Specifying a model with RevoScaleR is similar to specifying a model with the standard R statistical modeling functions, but there are some significant differences. Understanding these differences can help you make better use of RevoScaleR. The purpose of this article is to explain these differences at a high level so that when we begin fitting models in script, the terminology does not seem too foreign.
External Memory Algorithms
The first thing to know about RevoScaleR’s statistical algorithms is that they are external memory algorithms that work on one chunk of data at time. All of RevoScaleR’s algorithms share a basic underlying structure:
- An initialization step, in which data structures are created and given initial values, a data source is identified and opened for reading, and any other initial conditions are satisfied.
- A process data step, in which a chunk of data is read, some calculations are performed, and the result is passed back to the master process.
- An update results step, in which the results of the process data step are merged with previous results.
- A finalize results step, in which any final processing is performed and a result is returned.
An important consideration in using external memory algorithms is deciding how big a chunk of data is. You want to use a chunk size that’s as large as possible while still allowing the process data step to complete without swapping. All of the RevoScaleR modeling functions allow you to specify a blocksPerRead argument. To make effective use of this, you need to know how many blocks your data file contains and how large the data file is. The number of blocks can be obtained using the rxGetInfo function.
blocksPerReadargument is ignored if run locally using R Client. Learn more...
Formulas in RevoScaleR
RevoScaleR uses a variant of the Wilkinson-Rogers formula notation that is similar to, but not exactly the same as, that used in the standard R modeling functions. The response, or dependent, variables are separated from the predictor, or independent, variables by a tilde (~). In most of the modeling functions, multiple response variables are permitted, specified using the cbind function to combine them.
Independent variables (predictors) are separated by plus signs (+). Interaction terms can be created by joining two or more variables with a colon (:). Interactions between two categorical variables add one coefficient to the model for every combination of levels of the two variables. For example, if we have the categorical variables sex with two levels and education with four levels, the interaction of sex and education will add eight coefficients to the fitted model. Interactions between a continuous variable and a categorical variable add one coefficient to the model representing the continuous variable for each level of the categorical variable. (However, in RevoScaleR, such interactions cannot be used with the rxCube or rxCrossTabs functions.) The interaction of two continuous variables is the same as multiplying the two variables.
An asterisk (*) between two variables adds all subsets of interactions to the model. Thus, sex*education is equivalent to sex + education + sex:education.
The special function syntax F(x) can be used to have RevoScaleR treat a numeric variable x as a categorical variable (factor) for the purposes of the analysis. You can include additional arguments low and high to specify the minimum and maximum values to be included in the factor variable; RevoScaleR creates a bin for each integer value from the low to high values. You can use the logical flag exclude to specify whether values outside that range are omitted from the model (exclude=TRUE) or included as a separate level (exclude=FALSE).

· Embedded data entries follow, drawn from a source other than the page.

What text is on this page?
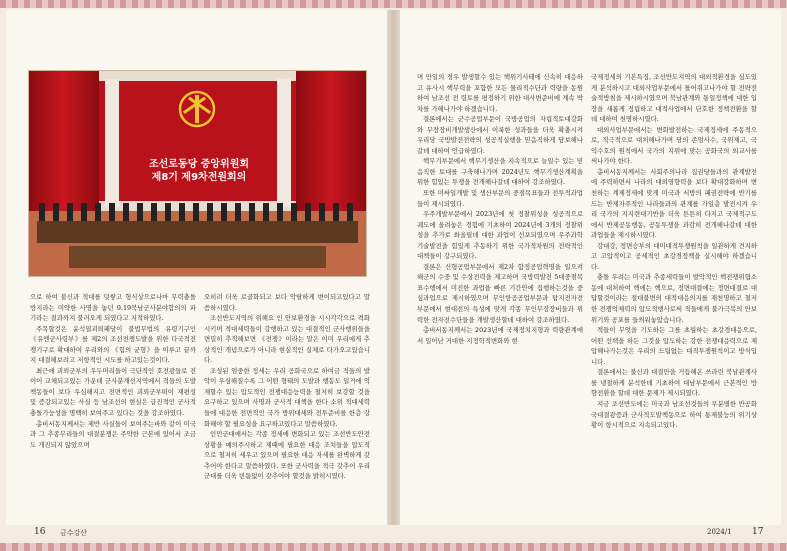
조선로동당 중앙위원회
제8기 제9차전원회의

으로 하여 불신과 적대를 덧쌓고 형식상으로나마 무력충돌방지라는 미약한 사명을 놓던 9.19북남군사분야합의의 파기라는 결과까지 불러오게 되였다고 지적하였다.

주목할것은 윤석열괴뢰패당이 불법무법의 유령기구인 《유엔군사령부》를 제2의 조선전쟁도발을 위한 다국적전쟁기구로 확대하여 우리와의 《힘의 균형》을 이루고 끝까지 대결해보려고 저항적인 시도를 하고있는것이다.

최근에 괴뢰군부의 우두머리들이 극단적인 호전광들로 전이어 교체되고있는 가운데 군사분계선지역에서 적들의 도발책동들이 보다 우심해지고 전면적인 괴뢰군부떠이 재편성 및 증강되고있는 사실 등 남조선의 현실은 급진적인 군사적충돌가능성을 명백히 보여주고 있다는 것을 강조하였다.

총비서동지께서는 제반 사실들이 보여주는바와 같이 미국과 그 추종무리들의 대결분쟁은 주약한 근본에 있어서 조금도 개진되지 않았으며

오히려 더욱 로골화되고 보다 악랄하게 변이되고있다고 말씀하시였다.

조선반도지역의 위해요 인 안보환경을 시시각각으로 격화시키며 적대세력들이 강행하고 있는 대결적인 군사행위들을 면밀히 추적해보면 《전쟁》이라는 말은 이미 우리에게 추상적인 개념으로가 아니라 현실적인 실체로 다가오고있습니다.

조성된 엄중한 정세는 우리 공화국으로 하여금 적들의 발악이 우심해질수록 그 어떤 형태의 도발과 행동도 일거에 억제할수 있는 압도적인 전쟁대응능력을 철저히 보강할 것을 요구하고 있으며 사명과 군사적 대책을 한다 소위 적대세력들에 대응한 전면적인 국가 방위대세와 전투준비를 한층 강화해야 할 필요성을 요구하고있다고 말씀하였다.

인민군대에서는 각종 정세에 변화되고 있는 조선반도안전상황을 예의주시하고 제때에 필요한 대응 조치들을 압도적으로 철저히 세우고 있으며 필요한 대응 자세를 완벽하게 갖추어야 한다고 말씀하였다. 또한 군사력을 적극 갖추어 우리 군대를 더욱 빈틈없이 갖추어야 할것을 밝히시였다.

며 만일의 경우 발생할수 있는 핵위기사태에 신속히 대응하고 유사시 핵무력을 포함한 모든 물리적수단과 력량을 동원하여 남조선 전 령토를 평정하기 위한 대사변준비에 계속 박차를 가해나가야 하겠습니다.

결론에서는 군수공업부문이 국방공업의 자립적토대강화와 무장장비개발생산에서 이룩한 성과들을 더욱 확충시켜 우리당 국방발전전략의 성공적실행을 믿음직하게 담보해나갈데 대하여 언급하였다.

핵무기부문에서 핵무기생산을 지속적으로 늘일수 있는 믿음직한 토대를 구축해나가며 2024년도 핵무기생산계획을 위한 힘있는 투쟁을 전개해나갈데 대하여 강조하였다.

또한 미싸일개발 및 생산부문의 중점목표들과 전투적과업들이 제시되였다.

우주개발부문에서 2023년에 첫 정찰위성을 성공적으로 궤도에 올려놓은 경험에 기초하여 2024년에 3개의 정찰위성을 추가로 쏴올릴데 대한 과업이 선포되였으며 우주과학기술발전을 힘있게 추동하기 위한 국가적차원의 전략적인 대책들이 강구되였다.

결론은 신형공업부문에서 제2차 함정공업혁명을 일으켜 해군의 수중 및 수상전력을 제고하며 국방력발전 5대중점목표수행에서 미진한 과업을 빠른 기간안에 집행하는것을 중심과업으로 제시하였으며 무인항공공업부문과 탐지전자전부문에서 현대전의 특성에 맞게 각종 무인무장장비들과 위력한 전자전수단들을 개발생산할데 대하여 강조하였다.

총비서동지께서는 2023년에 국제정치지형과 력량관계에서 일어난 거대한 지정학적변화와 현

국제정세의 기본특징, 조선반도지역의 대외적환경을 심도있게 분석하시고 대외사업부문에서 틀어쥐고나가야 할 전략전술적방침을 제시하시였으며 북남관계와 통일정책에 대한 입장을 새롭게 정립하고 대적사업에서 단호한 정책전환을 할데 대하여 천명하시였다.

대외사업부문에서는 변화발전하는 국제정세에 주동적으로, 적극적으로 대처해나가며 당의 존엄사수, 국위제고, 국익수호의 원칙에서 국가의 지위에 맞는 공화국의 외교사를 써나가야 한다.

총비서동지께서는 사회주의나라 집권당들과의 관계발전에 주력하면서 나라의 대외영향력을 보다 확대강화하며 변천하는 계제정세에 맞게 미국과 서방의 패권전략에 반기를 드는 반제자주적인 나라들과의 관계를 가일층 발전시켜 우리 국가의 지지련대기반을 더욱 튼튼히 다지고 국제적구도에서 반제공동행동, 공동투쟁을 과감히 전개해나갈데 대한 과업들을 제시하시였다.

강대강, 정면승부의 대미대적투쟁원칙을 일관하게 견지하고 고압적이고 공세적인 초강경정책을 실시해야 하겠습니다.

충돌 우려는 미국과 추종세력들이 발악적인 핵전쟁위협소동에 대처하여 핵에는 핵으로, 정면대결에는 정면대결로 대답할것이라는 절대불변의 대적대응의지를 재천명하고 철저한 전쟁억제력의 압도적행사로써 적들에게 불가극복의 안보위기와 공포를 들씌워놓았습니다.

적들이 무엇을 기도하든 그를 초월하는 초강경대응으로, 어떤 선택을 하든 그것을 압도하는 강한 전쟁대응력으로 제압해나가는것은 우리의 드팀없는 대적투쟁원칙이고 방식입니다.

결론에서는 불신과 대결만을 거듭해온 쓰라린 북남관계사를 냉철하게 분석한데 기초하여 대남부문에서 근본적인 방향전환을 할데 대한 문제가 제시되였다.

지금 조선반도에는 미국과 남조선것들의 무분별한 반공화국대결광증과 군사적도발책동으로 하여 통제불능의 위기상황이 항시적으로 지속되고있다.

16 금수강산	2024/1 17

Similarly, the special function syntax N(x) can be used to have RevoScaleR treat x as a continuous numeric variable. (This syntax is provided for completeness, but is not recommended. In general, if you want to recover numeric data from a factor, you will want to do so from the levels of the factor.)

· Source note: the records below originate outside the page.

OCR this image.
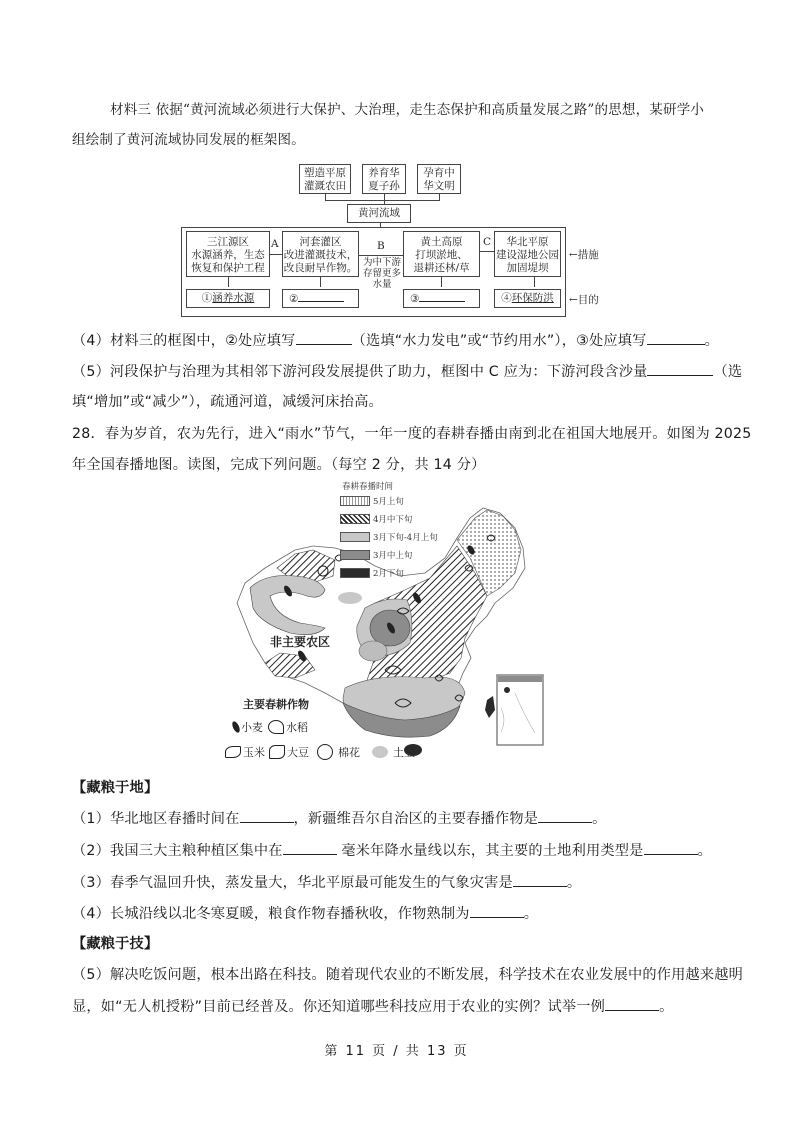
材料三 依据“黄河流域必须进行大保护、大治理，走生态保护和高质量发展之路”的思想，某研学小
组绘制了黄河流域协同发展的框架图。
塑造平原
灌溉农田
养育华
夏子孙
孕育中
华文明
黄河流域
三江源区
水源涵养，生态
恢复和保护工程
河套灌区
改进灌溉技术，
改良耐旱作物。
黄土高原
打坝淤地、
退耕还林/草
华北平原
建设湿地公园
加固堤坝
A	B
为中下游
存留更多
水量
C
①涵养水源	②	③	④环保防洪
←措施
←目的
（4）材料三的框图中，②处应填写	（选填“水力发电”或“节约用水”），③处应填写	。
（5）河段保护与治理为其相邻下游河段发展提供了助力，框图中 C 应为：下游河段含沙量	（选
填“增加”或“减少”），疏通河道，减缓河床抬高。
28．春为岁首，农为先行，进入“雨水”节气，一年一度的春耕春播由南到北在祖国大地展开。如图为 2025
年全国春播地图。读图，完成下列问题。（每空 2 分，共 14 分）
春耕春播时间
5月上旬
4月中下旬
3月下旬-4月上旬
3月中上旬
2月下旬
非主要农区
主要春耕作物
小麦 水稻
玉米 大豆	棉花	土豆
【藏粮于地】
（1）华北地区春播时间在	，新疆维吾尔自治区的主要春播作物是	。
（2）我国三大主粮种植区集中在	毫米年降水量线以东，其主要的土地利用类型是	。
（3）春季气温回升快，蒸发量大，华北平原最可能发生的气象灾害是	。
（4）长城沿线以北冬寒夏暖，粮食作物春播秋收，作物熟制为	。
【藏粮于技】
（5）解决吃饭问题，根本出路在科技。随着现代农业的不断发展，科学技术在农业发展中的作用越来越明
显，如“无人机授粉”目前已经普及。你还知道哪些科技应用于农业的实例？试举一例	。
第 11 页 / 共 13 页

In RevoScaleR, formulas in which the first independent variable is categorical may be handled specially, as cubes. See the following section for more details.
Letting the Data Speak For Itself
Classical statistics is largely concerned with fitting predictive models to limited observations. Data analysts and statisticians use exploratory techniques to visualize the data and then make informed guesses as to the appropriate form for a predictive model. Large data analysis, on the other hand, provides the opportunity to let the data speak for itself—with millions of observations in hand, we don’t have to guess about the form of relationships between variables: they become clear. A general approach to finding the relationship between two numeric variables x and y might be as follows. First, bin the x values. Then, for each bin, plot the mean of the y values contained in that bin. As the bins become narrower and narrower, the resulting plot becomes a plot of E(y|x) for each value of x.
Cubes and Cube Regression
In RevoScaleR, a cube is a type of multi-dimensional array. It may have any number of dimensions, thus making it a hypercube, and each dimension consists of categorical data. The most common operation on a cube is simple cross-tabulation, computing the cell counts for every combination of levels within the cube; this is done using the rxCube function. But cubes can also be passed as the first independent variable in a linear or logistic regression, in which case the regression can be computed in a special way. Because the cube consists of categorical data, one part of the moment matrix is diagonal. This makes it possible to compute the regression using a partitioned inverse method, which may be faster and may use less memory than the usual regression method. When a linear or logistic regression is fitted with the argument cube=TRUE (and a categorical variable as the first predictor), the partitioned inverse method is used and the model is fitted without an intercept term. Because the first term in the regression is categorical, it is equivalent to a complete set of dummy variables and thus is collinear with a constant term. By dropping the intercept term, the collinearity is resolved and a coefficient can be computed for each level of the categorical predictor. The R-squared, however, is computed as if an intercept were included.